Out of the ground humanity began. Ground became well-stewarded promised land and yielded agricultural gifts. Land, ground, soil, is the subject of most wars. Ground, turf, acreage is part of the object of homecoming. People even aspire to own, to hold title to a plot or parcel of terrain or ground! I know, scripture tells us God owns it all, land is can't-be-bought-or-sold inalienable.
I've illustrated today's word with my designs for Season of Creation 2014. Season of Creation liturgical emphasis readings parallel the Revised Common Lectionary, with a four Sundays in September series for each year A, B, and C. 2014 was Matthew's RCL Year A, the same as our current one. If you're not in Australia where the Season of Creation originated, you can feature wilderness rather than outback.
Gospel reading for the second Sunday in Creation Year A, Land, is Matthew 12:40:
Just as Jonah was three days and three nights in the belly of the great fish, so shall the Human One be three days and three nights in the heart of the earth.

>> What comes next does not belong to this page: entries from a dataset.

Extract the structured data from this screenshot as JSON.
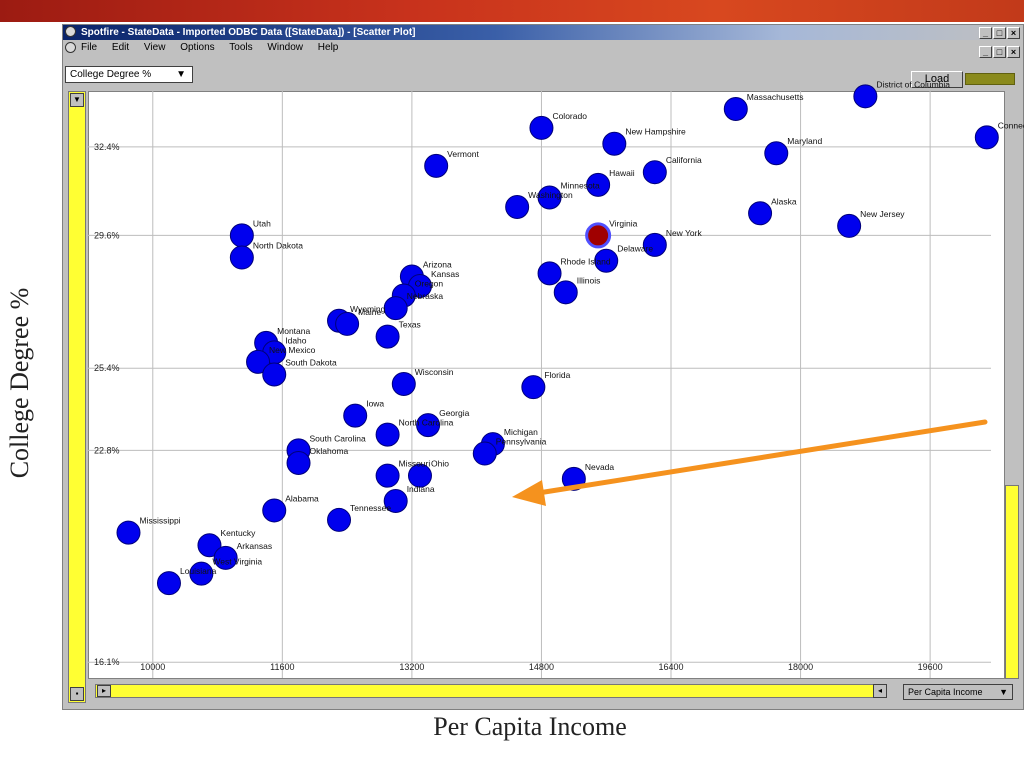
{
  "slide": {
    "y_axis_title": "College Degree %",
    "x_axis_title": "Per Capita Income"
  },
  "window": {
    "title": "Spotfire - StateData - Imported ODBC Data ([StateData]) - [Scatter Plot]",
    "buttons": [
      "_",
      "□",
      "×"
    ],
    "menu": [
      "File",
      "Edit",
      "View",
      "Options",
      "Tools",
      "Window",
      "Help"
    ],
    "y_selector": "College Degree %",
    "y_selector_arrow": "▼",
    "x_selector": "Per Capita Income",
    "x_selector_arrow": "▼",
    "load_label": "Load",
    "accent_color": "#0a246a",
    "scrollbar_color": "#ffff33",
    "arrow_color": "#f5921e"
  },
  "chart_data": {
    "type": "scatter",
    "xlabel": "Per Capita Income",
    "ylabel": "College Degree %",
    "xlim": [
      9200,
      20500
    ],
    "ylim": [
      15.6,
      34.2
    ],
    "x_ticks": [
      10000,
      11600,
      13200,
      14800,
      16400,
      18000,
      19600
    ],
    "x_tick_labels": [
      "10000",
      "11600",
      "13200",
      "14800",
      "16400",
      "18000",
      "19600"
    ],
    "y_ticks": [
      16.1,
      22.8,
      25.4,
      29.6,
      32.4
    ],
    "y_tick_labels": [
      "16.1%",
      "22.8%",
      "25.4%",
      "29.6%",
      "32.4%"
    ],
    "grid": true,
    "point_color": "#0000ee",
    "highlight_color": "#a00000",
    "points": [
      {
        "label": "Colorado",
        "x": 14800,
        "y": 33.0
      },
      {
        "label": "Massachusetts",
        "x": 17200,
        "y": 33.6
      },
      {
        "label": "District of Columbia",
        "x": 18800,
        "y": 34.0
      },
      {
        "label": "Connecticut",
        "x": 20300,
        "y": 32.7
      },
      {
        "label": "New Hampshire",
        "x": 15700,
        "y": 32.5
      },
      {
        "label": "Maryland",
        "x": 17700,
        "y": 32.2
      },
      {
        "label": "Vermont",
        "x": 13500,
        "y": 31.8
      },
      {
        "label": "California",
        "x": 16200,
        "y": 31.6
      },
      {
        "label": "Hawaii",
        "x": 15500,
        "y": 31.2
      },
      {
        "label": "Minnesota",
        "x": 14900,
        "y": 30.8
      },
      {
        "label": "Washington",
        "x": 14500,
        "y": 30.5
      },
      {
        "label": "Alaska",
        "x": 17500,
        "y": 30.3
      },
      {
        "label": "New Jersey",
        "x": 18600,
        "y": 29.9
      },
      {
        "label": "Virginia",
        "x": 15500,
        "y": 29.6,
        "highlight": true
      },
      {
        "label": "New York",
        "x": 16200,
        "y": 29.3
      },
      {
        "label": "Delaware",
        "x": 15600,
        "y": 28.8
      },
      {
        "label": "Utah",
        "x": 11100,
        "y": 29.6
      },
      {
        "label": "North Dakota",
        "x": 11100,
        "y": 28.9
      },
      {
        "label": "Rhode Island",
        "x": 14900,
        "y": 28.4
      },
      {
        "label": "Illinois",
        "x": 15100,
        "y": 27.8
      },
      {
        "label": "Arizona",
        "x": 13200,
        "y": 28.3
      },
      {
        "label": "Kansas",
        "x": 13300,
        "y": 28.0
      },
      {
        "label": "Oregon",
        "x": 13100,
        "y": 27.7
      },
      {
        "label": "Nebraska",
        "x": 13000,
        "y": 27.3
      },
      {
        "label": "Wyoming",
        "x": 12300,
        "y": 26.9
      },
      {
        "label": "Maine",
        "x": 12400,
        "y": 26.8
      },
      {
        "label": "Texas",
        "x": 12900,
        "y": 26.4
      },
      {
        "label": "Montana",
        "x": 11400,
        "y": 26.2
      },
      {
        "label": "Idaho",
        "x": 11500,
        "y": 25.9
      },
      {
        "label": "New Mexico",
        "x": 11300,
        "y": 25.6
      },
      {
        "label": "South Dakota",
        "x": 11500,
        "y": 25.2
      },
      {
        "label": "Wisconsin",
        "x": 13100,
        "y": 24.9
      },
      {
        "label": "Florida",
        "x": 14700,
        "y": 24.8
      },
      {
        "label": "Iowa",
        "x": 12500,
        "y": 23.9
      },
      {
        "label": "Georgia",
        "x": 13400,
        "y": 23.6
      },
      {
        "label": "North Carolina",
        "x": 12900,
        "y": 23.3
      },
      {
        "label": "Michigan",
        "x": 14200,
        "y": 23.0
      },
      {
        "label": "Pennsylvania",
        "x": 14100,
        "y": 22.7
      },
      {
        "label": "South Carolina",
        "x": 11800,
        "y": 22.8
      },
      {
        "label": "Oklahoma",
        "x": 11800,
        "y": 22.4
      },
      {
        "label": "Missouri",
        "x": 12900,
        "y": 22.0
      },
      {
        "label": "Ohio",
        "x": 13300,
        "y": 22.0
      },
      {
        "label": "Indiana",
        "x": 13000,
        "y": 21.2
      },
      {
        "label": "Nevada",
        "x": 15200,
        "y": 21.9
      },
      {
        "label": "Alabama",
        "x": 11500,
        "y": 20.9
      },
      {
        "label": "Tennessee",
        "x": 12300,
        "y": 20.6
      },
      {
        "label": "Mississippi",
        "x": 9700,
        "y": 20.2
      },
      {
        "label": "Kentucky",
        "x": 10700,
        "y": 19.8
      },
      {
        "label": "Arkansas",
        "x": 10900,
        "y": 19.4
      },
      {
        "label": "West Virginia",
        "x": 10600,
        "y": 18.9
      },
      {
        "label": "Louisiana",
        "x": 10200,
        "y": 18.6
      }
    ]
  }
}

Earth is another way to say ground.
Ground is the essential basis of something—we talk about "ground zero" of a pivotal event. We talk about a person being grounded, sometimes about ourselves not feeling sufficiently grounded. You can't go lower or deeper than being on the ground: twentieth-century theologian Paul Tillich famously called God the ground of being. When an earthquake shakes a town's geological foundation here in southern California, people feel as if their whole lives have become ungrounded.